販管費率は前期の20.9%から21.4%と0.5ポイント上昇する見通し。労務費率は業務効率の向上により前期比0.4ポイント低下する一方、広告宣伝費率で0.4ポイント、その他費用で0.5ポイントの上昇を見込んでいる。広告宣伝費は営業支援のマーケティング活動や宣伝活動の強化、人員体制の強化により前期比で18.0%増を見込む。その他費用についてはシステム開発費や外注費、支払手数料、販促費の増加等で同15.1%増となる見通し。なお、通塾環境の改善施策として、2024年1月末までに標準校舎(小・中学部)の全教室にマイク付き防犯カメラを設置する計画となっている。従来は校舎の出入り口や廊下、事務室等に680台設置していたが、全教室に設置することで2,650台となる。
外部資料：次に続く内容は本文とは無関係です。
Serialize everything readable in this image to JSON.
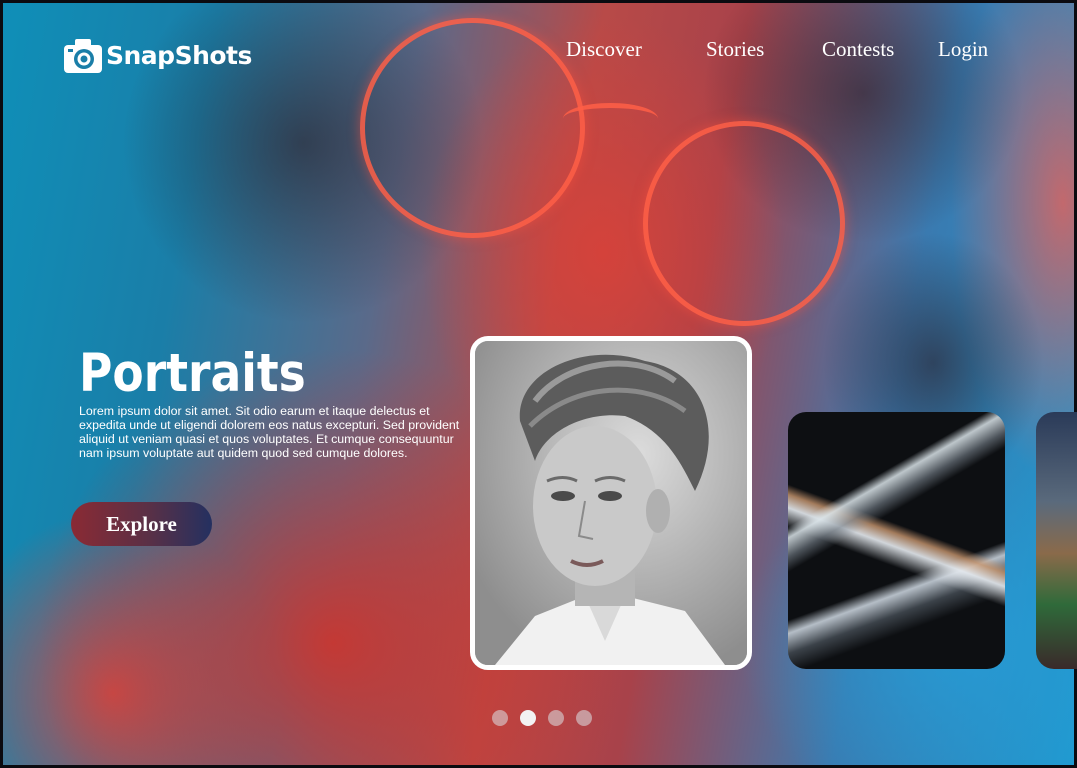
{
  "brand": {
    "name": "SnapShots",
    "icon": "camera-icon"
  },
  "nav": {
    "items": [
      {
        "label": "Discover"
      },
      {
        "label": "Stories"
      },
      {
        "label": "Contests"
      },
      {
        "label": "Login"
      }
    ]
  },
  "hero": {
    "title": "Portraits",
    "description": "Lorem ipsum dolor sit amet. Sit odio earum et itaque delectus et expedita unde ut eligendi dolorem eos natus excepturi. Sed provident aliquid ut veniam quasi et quos voluptates. Et cumque consequuntur nam ipsum voluptate aut quidem quod sed cumque dolores.",
    "cta_label": "Explore"
  },
  "carousel": {
    "slides": [
      {
        "name": "black-and-white-portrait"
      },
      {
        "name": "abstract-liquid-metal"
      },
      {
        "name": "stadium-crowd"
      }
    ],
    "dots_total": 4,
    "active_dot": 2
  },
  "colors": {
    "button_gradient_start": "#8a2a34",
    "button_gradient_end": "#243060",
    "text": "#ffffff",
    "card_border": "#ffffff"
  }
}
設備投資額としては数億円規模になると見られるが、減価償却費として計上するため期間損益に与える影響は軽微となる。
(4) 子会社の動向
子会社の動向については、野田学園が校舎統合による固定費の削減効果で損益の改善を見込んでいるほか、集学舎や水戸アカデミーについても堅調に推移すると見込んでいる。なお、集学舎と水戸アカデミーについては2023年7月に同社の基幹システムを導入稼働させており、今後グループ管理体制の強化と業務効率の改善が一段と進み、グループ全体の収益力向上につながるものと期待される。